Zur Frage des Umgangs der Europäischen Union mit den Taliban unterstrich Schallenberg, Grundbedingungen dafür, eine Anerkennung der Taliban-Regierung in Betracht zu ziehen, seien deren "Respekt der Grund- und Freiheitsrechte, Respekt der Minderheitenrechte, insbesondere der Frauenrechte, humanitärer Zugang und eine inklusive Regierung". Derzeit deute jedoch alles darauf hin, dass der "Misstrauensvorschuss gegenüber den Taliban gerechtfertigt" ist, sagte Schallenberg. Er verwies unter anderem auf die von den Taliban präsentierte Regierungsmannschaft, die "alles andere als inklusiv" sei und deren Mitglieder "fast durchgehend auf den Terrorlisten der UNO und der EU stehen" sowie die Umbenennung des Frauenministeriums in ein Tugendministerium.

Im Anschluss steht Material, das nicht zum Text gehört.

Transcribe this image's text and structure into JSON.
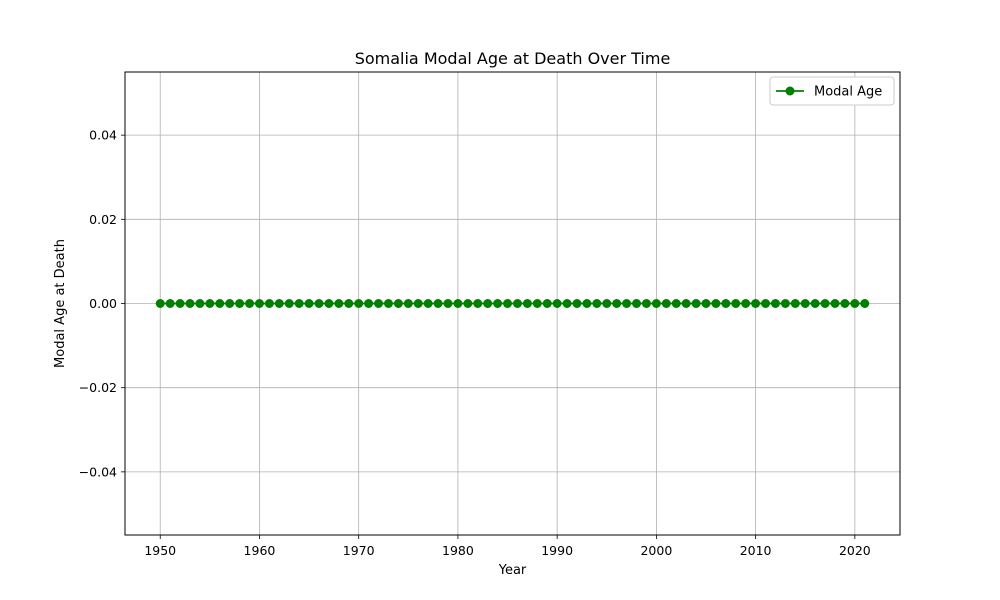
{
  "chart_data": {
    "type": "line",
    "title": "Somalia Modal Age at Death Over Time",
    "xlabel": "Year",
    "ylabel": "Modal Age at Death",
    "xlim": [
      1946.45,
      2024.55
    ],
    "ylim": [
      -0.055,
      0.055
    ],
    "x_ticks": [
      1950,
      1960,
      1970,
      1980,
      1990,
      2000,
      2010,
      2020
    ],
    "y_ticks": [
      -0.04,
      -0.02,
      0.0,
      0.02,
      0.04
    ],
    "y_tick_labels": [
      "−0.04",
      "−0.02",
      "0.00",
      "0.02",
      "0.04"
    ],
    "grid": true,
    "legend_position": "top-right",
    "series": [
      {
        "name": "Modal Age",
        "color": "#008000",
        "marker": "circle",
        "x": [
          1950,
          1951,
          1952,
          1953,
          1954,
          1955,
          1956,
          1957,
          1958,
          1959,
          1960,
          1961,
          1962,
          1963,
          1964,
          1965,
          1966,
          1967,
          1968,
          1969,
          1970,
          1971,
          1972,
          1973,
          1974,
          1975,
          1976,
          1977,
          1978,
          1979,
          1980,
          1981,
          1982,
          1983,
          1984,
          1985,
          1986,
          1987,
          1988,
          1989,
          1990,
          1991,
          1992,
          1993,
          1994,
          1995,
          1996,
          1997,
          1998,
          1999,
          2000,
          2001,
          2002,
          2003,
          2004,
          2005,
          2006,
          2007,
          2008,
          2009,
          2010,
          2011,
          2012,
          2013,
          2014,
          2015,
          2016,
          2017,
          2018,
          2019,
          2020,
          2021
        ],
        "y": [
          0,
          0,
          0,
          0,
          0,
          0,
          0,
          0,
          0,
          0,
          0,
          0,
          0,
          0,
          0,
          0,
          0,
          0,
          0,
          0,
          0,
          0,
          0,
          0,
          0,
          0,
          0,
          0,
          0,
          0,
          0,
          0,
          0,
          0,
          0,
          0,
          0,
          0,
          0,
          0,
          0,
          0,
          0,
          0,
          0,
          0,
          0,
          0,
          0,
          0,
          0,
          0,
          0,
          0,
          0,
          0,
          0,
          0,
          0,
          0,
          0,
          0,
          0,
          0,
          0,
          0,
          0,
          0,
          0,
          0,
          0,
          0
        ]
      }
    ]
  }
}
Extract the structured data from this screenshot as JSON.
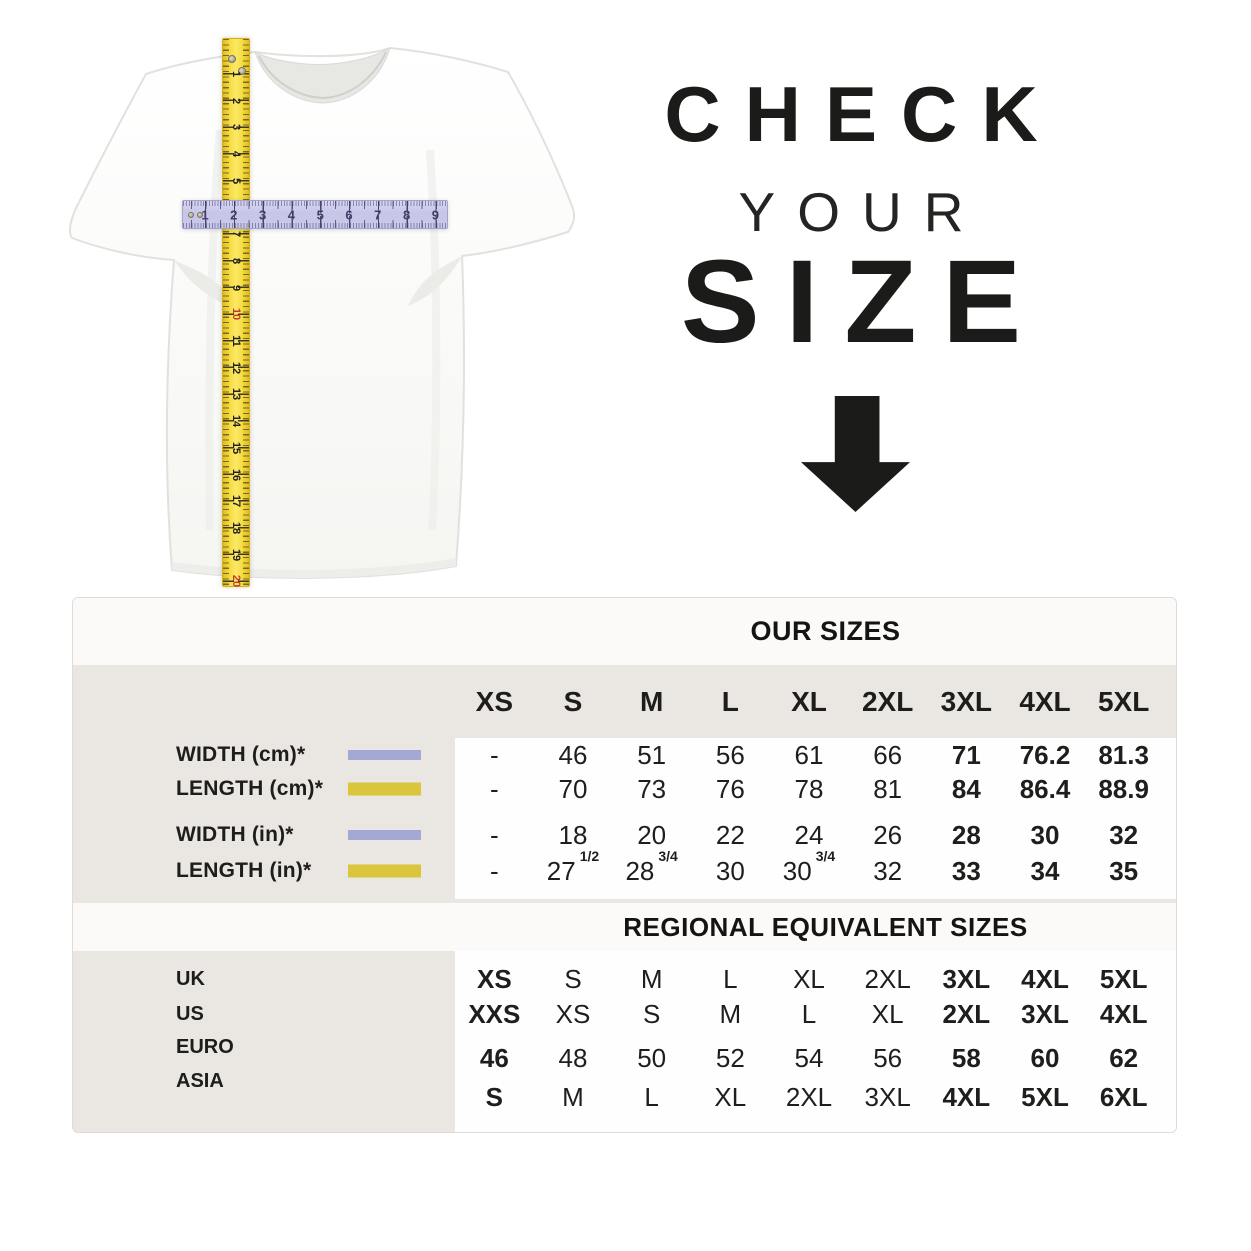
{
  "hero": {
    "line1": "CHECK",
    "line2": "YOUR",
    "line3": "SIZE"
  },
  "chart_data": [
    {
      "type": "table",
      "title": "OUR SIZES",
      "columns": [
        "XS",
        "S",
        "M",
        "L",
        "XL",
        "2XL",
        "3XL",
        "4XL",
        "5XL"
      ],
      "rows": [
        {
          "label": "WIDTH (cm)*",
          "legend": "lavender-bar",
          "values": [
            "-",
            "46",
            "51",
            "56",
            "61",
            "66",
            "71",
            "76.2",
            "81.3"
          ]
        },
        {
          "label": "LENGTH (cm)*",
          "legend": "yellow-bar",
          "values": [
            "-",
            "70",
            "73",
            "76",
            "78",
            "81",
            "84",
            "86.4",
            "88.9"
          ]
        },
        {
          "label": "WIDTH (in)*",
          "legend": "lavender-bar",
          "values": [
            "-",
            "18",
            "20",
            "22",
            "24",
            "26",
            "28",
            "30",
            "32"
          ]
        },
        {
          "label": "LENGTH (in)*",
          "legend": "yellow-bar",
          "values": [
            "-",
            "27",
            "28",
            "30",
            "30",
            "32",
            "33",
            "34",
            "35"
          ],
          "fractions": {
            "1": "1/2",
            "2": "3/4",
            "4": "3/4"
          }
        }
      ]
    },
    {
      "type": "table",
      "title": "REGIONAL EQUIVALENT SIZES",
      "rows": [
        {
          "label": "UK",
          "values": [
            "XS",
            "S",
            "M",
            "L",
            "XL",
            "2XL",
            "3XL",
            "4XL",
            "5XL"
          ]
        },
        {
          "label": "US",
          "values": [
            "XXS",
            "XS",
            "S",
            "M",
            "L",
            "XL",
            "2XL",
            "3XL",
            "4XL"
          ]
        },
        {
          "label": "EURO",
          "values": [
            "46",
            "48",
            "50",
            "52",
            "54",
            "56",
            "58",
            "60",
            "62"
          ]
        },
        {
          "label": "ASIA",
          "values": [
            "S",
            "M",
            "L",
            "XL",
            "2XL",
            "3XL",
            "4XL",
            "5XL",
            "6XL"
          ]
        }
      ]
    }
  ],
  "rulers": {
    "vertical_tape_numbers": [
      "1",
      "2",
      "3",
      "4",
      "5",
      "6",
      "7",
      "8",
      "9",
      "10",
      "11",
      "12",
      "13",
      "14",
      "15",
      "16",
      "17",
      "18",
      "19",
      "20"
    ],
    "vertical_red_numbers": [
      "10",
      "20"
    ],
    "horizontal_ruler_numbers": [
      "1",
      "2",
      "3",
      "4",
      "5",
      "6",
      "7",
      "8",
      "9"
    ]
  },
  "colors": {
    "lavender_bar": "#a3a9d5",
    "yellow_bar": "#d9c63c",
    "red_number": "#c3392b",
    "table_beige": "#eae6e2",
    "table_band": "#fbfaf8",
    "text_dark": "#1d1d1b"
  }
}
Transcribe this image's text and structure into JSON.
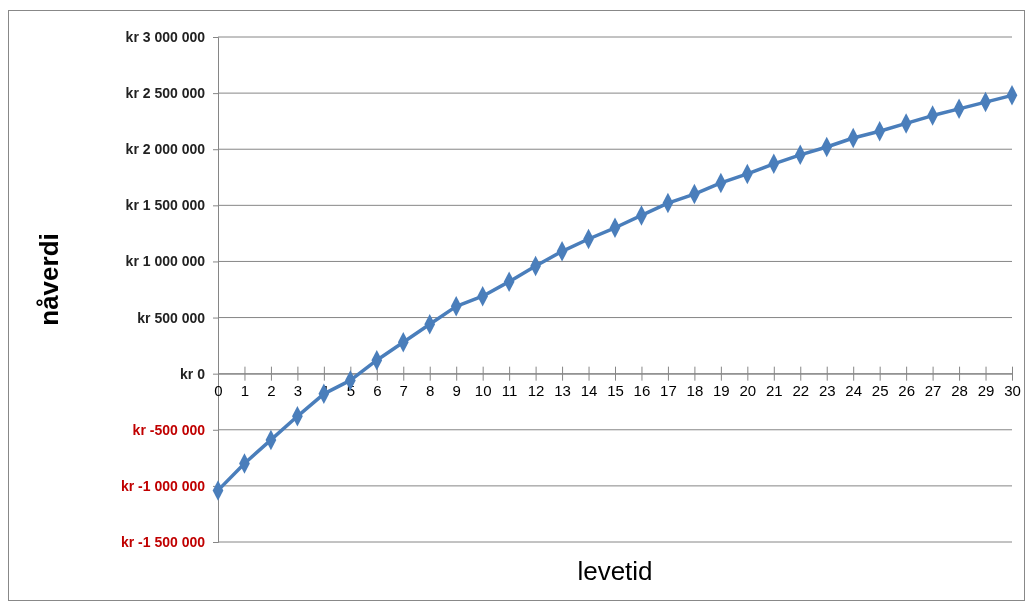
{
  "chart_data": {
    "type": "line",
    "xlabel": "levetid",
    "ylabel": "nåverdi",
    "x": [
      0,
      1,
      2,
      3,
      4,
      5,
      6,
      7,
      8,
      9,
      10,
      11,
      12,
      13,
      14,
      15,
      16,
      17,
      18,
      19,
      20,
      21,
      22,
      23,
      24,
      25,
      26,
      27,
      28,
      29,
      30
    ],
    "series": [
      {
        "color": "#4a7ebb",
        "values": [
          -1040000,
          -800000,
          -590000,
          -380000,
          -180000,
          -60000,
          120000,
          280000,
          440000,
          600000,
          690000,
          820000,
          960000,
          1090000,
          1200000,
          1300000,
          1410000,
          1520000,
          1600000,
          1700000,
          1780000,
          1870000,
          1950000,
          2020000,
          2100000,
          2160000,
          2230000,
          2300000,
          2360000,
          2420000,
          2480000
        ]
      }
    ],
    "xlim": [
      0,
      30
    ],
    "xticks": [
      0,
      1,
      2,
      3,
      4,
      5,
      6,
      7,
      8,
      9,
      10,
      11,
      12,
      13,
      14,
      15,
      16,
      17,
      18,
      19,
      20,
      21,
      22,
      23,
      24,
      25,
      26,
      27,
      28,
      29,
      30
    ],
    "ylim": [
      -1500000,
      3000000
    ],
    "yticks": [
      {
        "value": -1500000,
        "label": "kr -1 500 000"
      },
      {
        "value": -1000000,
        "label": "kr -1 000 000"
      },
      {
        "value": -500000,
        "label": "kr -500 000"
      },
      {
        "value": 0,
        "label": "kr 0"
      },
      {
        "value": 500000,
        "label": "kr 500 000"
      },
      {
        "value": 1000000,
        "label": "kr 1 000 000"
      },
      {
        "value": 1500000,
        "label": "kr 1 500 000"
      },
      {
        "value": 2000000,
        "label": "kr 2 000 000"
      },
      {
        "value": 2500000,
        "label": "kr 2 500 000"
      },
      {
        "value": 3000000,
        "label": "kr 3 000 000"
      }
    ],
    "grid": "y",
    "marker": "diamond",
    "line_style": "solid"
  }
}
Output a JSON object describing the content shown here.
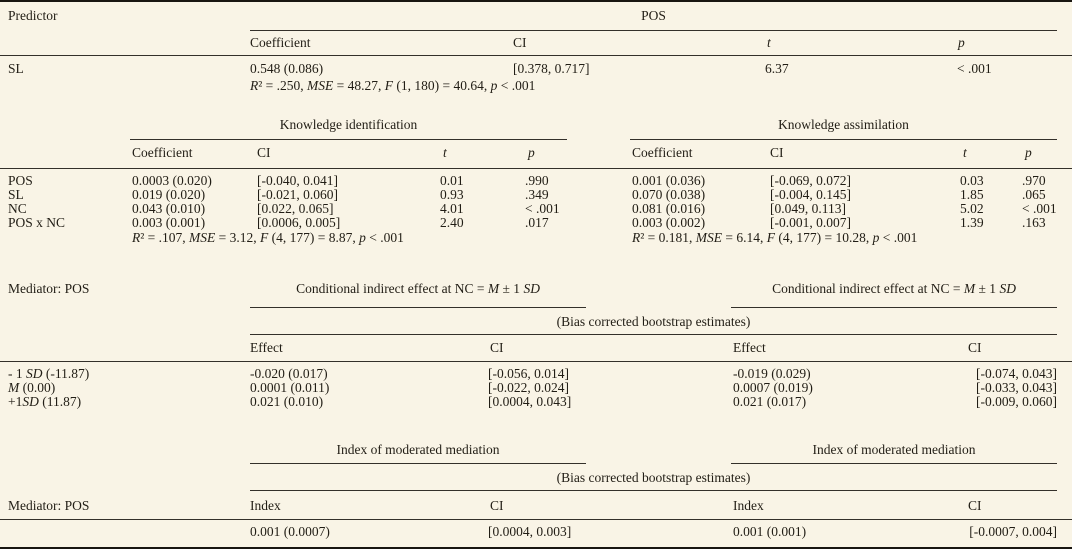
{
  "palette": {
    "background": "#f9f4e6",
    "text": "#211d15",
    "rule": "#34302a"
  },
  "s1": {
    "predictor_label": "Predictor",
    "group_title": "POS",
    "headers": {
      "coefficient": "Coefficient",
      "ci": "CI",
      "t": "t",
      "p": "p"
    },
    "row": {
      "label": "SL",
      "coefficient": "0.548 (0.086)",
      "ci": "[0.378, 0.717]",
      "t": "6.37",
      "p": "< .001"
    },
    "stats": [
      [
        "i",
        "R"
      ],
      [
        "r",
        "² = .250, "
      ],
      [
        "i",
        "MSE"
      ],
      [
        "r",
        " = 48.27, "
      ],
      [
        "i",
        "F"
      ],
      [
        "r",
        " (1, 180) = 40.64, "
      ],
      [
        "i",
        "p"
      ],
      [
        "r",
        " < .001"
      ]
    ]
  },
  "s2": {
    "row_labels": [
      "POS",
      "SL",
      "NC",
      "POS x NC"
    ],
    "headers": {
      "coefficient": "Coefficient",
      "ci": "CI",
      "t": "t",
      "p": "p"
    },
    "left": {
      "title": "Knowledge identification",
      "rows": [
        {
          "coef": "0.0003 (0.020)",
          "ci": "[-0.040, 0.041]",
          "t": "0.01",
          "p": ".990"
        },
        {
          "coef": "0.019 (0.020)",
          "ci": "[-0.021, 0.060]",
          "t": "0.93",
          "p": ".349"
        },
        {
          "coef": "0.043 (0.010)",
          "ci": "[0.022, 0.065]",
          "t": "4.01",
          "p": "< .001"
        },
        {
          "coef": "0.003 (0.001)",
          "ci": "[0.0006, 0.005]",
          "t": "2.40",
          "p": ".017"
        }
      ],
      "stats": [
        [
          "i",
          "R"
        ],
        [
          "r",
          "² = .107, "
        ],
        [
          "i",
          "MSE"
        ],
        [
          "r",
          " = 3.12, "
        ],
        [
          "i",
          "F"
        ],
        [
          "r",
          " (4, 177) = 8.87, "
        ],
        [
          "i",
          "p"
        ],
        [
          "r",
          " < .001"
        ]
      ]
    },
    "right": {
      "title": "Knowledge assimilation",
      "rows": [
        {
          "coef": "0.001 (0.036)",
          "ci": "[-0.069, 0.072]",
          "t": "0.03",
          "p": ".970"
        },
        {
          "coef": "0.070 (0.038)",
          "ci": "[-0.004, 0.145]",
          "t": "1.85",
          "p": ".065"
        },
        {
          "coef": "0.081 (0.016)",
          "ci": "[0.049, 0.113]",
          "t": "5.02",
          "p": "< .001"
        },
        {
          "coef": "0.003 (0.002)",
          "ci": "[-0.001, 0.007]",
          "t": "1.39",
          "p": ".163"
        }
      ],
      "stats": [
        [
          "i",
          "R"
        ],
        [
          "r",
          "² = 0.181, "
        ],
        [
          "i",
          "MSE"
        ],
        [
          "r",
          " = 6.14, "
        ],
        [
          "i",
          "F"
        ],
        [
          "r",
          " (4, 177) = 10.28, "
        ],
        [
          "i",
          "p"
        ],
        [
          "r",
          " < .001"
        ]
      ]
    }
  },
  "s3": {
    "mediator_label": "Mediator: POS",
    "group_title": [
      [
        "r",
        "Conditional indirect effect at NC = "
      ],
      [
        "i",
        "M"
      ],
      [
        "r",
        " ± 1 "
      ],
      [
        "i",
        "SD"
      ]
    ],
    "bias_note": "(Bias corrected bootstrap estimates)",
    "headers": {
      "effect": "Effect",
      "ci": "CI"
    },
    "row_labels": [
      [
        [
          "r",
          "- 1 "
        ],
        [
          "i",
          "SD"
        ],
        [
          "r",
          " (-11.87)"
        ]
      ],
      [
        [
          "i",
          "M"
        ],
        [
          "r",
          " (0.00)"
        ]
      ],
      [
        [
          "r",
          "+1"
        ],
        [
          "i",
          "SD"
        ],
        [
          "r",
          " (11.87)"
        ]
      ]
    ],
    "left": {
      "rows": [
        {
          "effect": "-0.020 (0.017)",
          "ci": "[-0.056, 0.014]"
        },
        {
          "effect": "0.0001 (0.011)",
          "ci": "[-0.022, 0.024]"
        },
        {
          "effect": "0.021 (0.010)",
          "ci": "[0.0004, 0.043]"
        }
      ]
    },
    "right": {
      "rows": [
        {
          "effect": "-0.019 (0.029)",
          "ci": "[-0.074, 0.043]"
        },
        {
          "effect": "0.0007 (0.019)",
          "ci": "[-0.033, 0.043]"
        },
        {
          "effect": "0.021 (0.017)",
          "ci": "[-0.009, 0.060]"
        }
      ]
    }
  },
  "s4": {
    "mediator_label": "Mediator: POS",
    "group_title": "Index of moderated mediation",
    "bias_note": "(Bias corrected bootstrap estimates)",
    "headers": {
      "index": "Index",
      "ci": "CI"
    },
    "left": {
      "index": "0.001 (0.0007)",
      "ci": "[0.0004, 0.003]"
    },
    "right": {
      "index": "0.001 (0.001)",
      "ci": "[-0.0007, 0.004]"
    }
  }
}
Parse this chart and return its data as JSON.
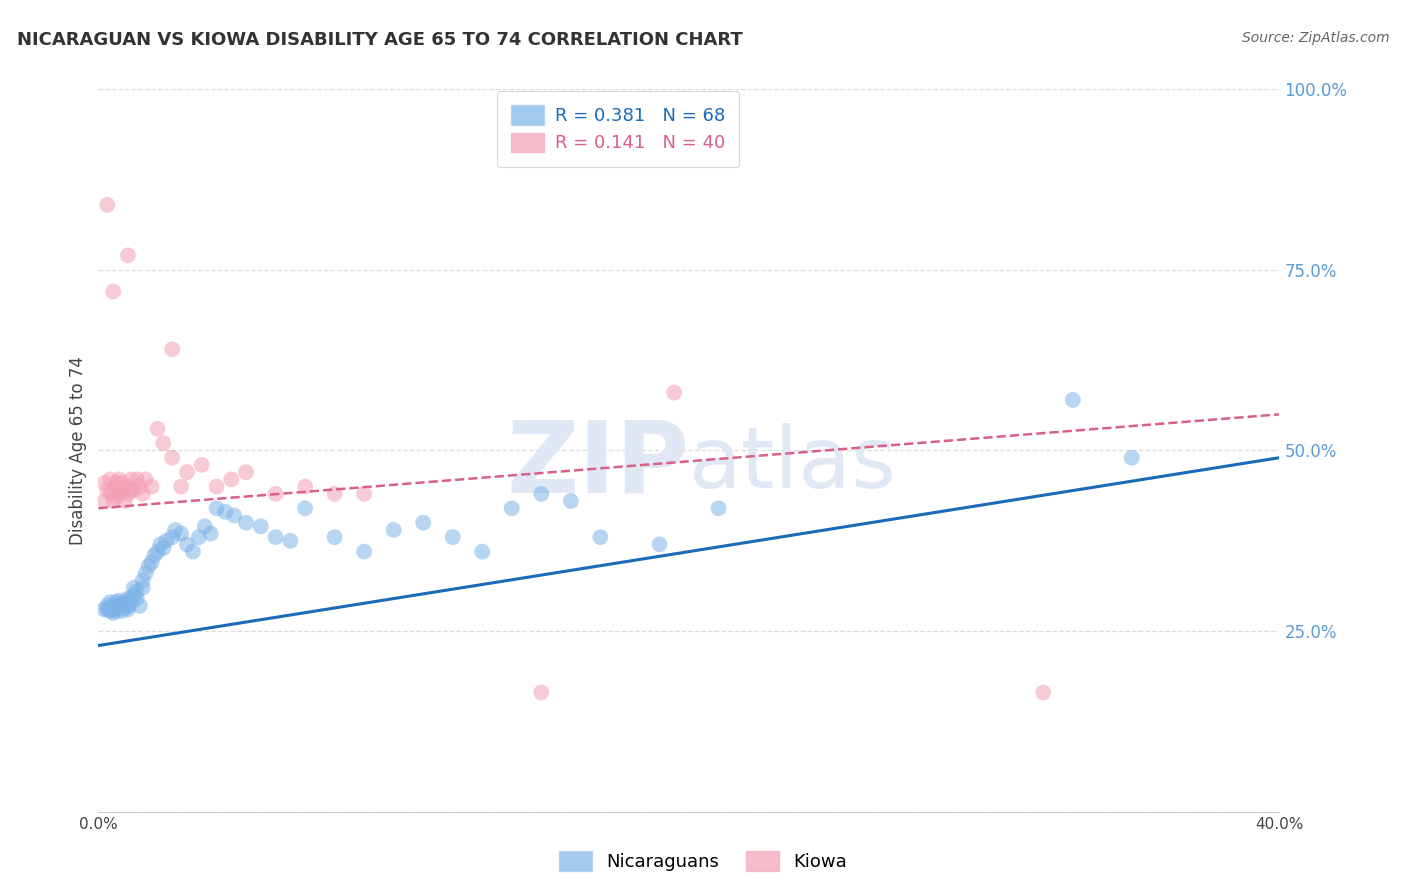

Im EU-internen Konflikt mit Ungarn und Polen wegen Rechtsstaatlichkeitsbedenken warnte Schallenberg vor einer "Zweiklassengesellschaft innerhalb der Europas". Gerade Österreich als "das Land, das am meisten von den Osterweiterung profitiert hat", habe ein "strategisches Interesse, dass dieser Kontinent zusammenwächst, dass es nie wieder eine Trennlinie gibt dort, wo der Eiserne Vorhang war". Aus seiner Sicht sei das Zusammenführungsprojekt Europas erst abgeschlossen, "wenn jeder Staat Ex-Jugoslawiens" Mitglied der EU ist, so der Außenminister.

Insgesamt sei der Zustand der EU "viel besser, als man glaubt", betonte Schallenberg und verwies unter anderem auf die EU-interne Solidarität in der Coronakrise wie die gemeinsame Impfstoffbeschaffung und den digitalen Grünen Pass. Der Außenminister bezeichnete die Europäische Union als "das großartigste Projekt, das man jemals in Europa übernommen hat".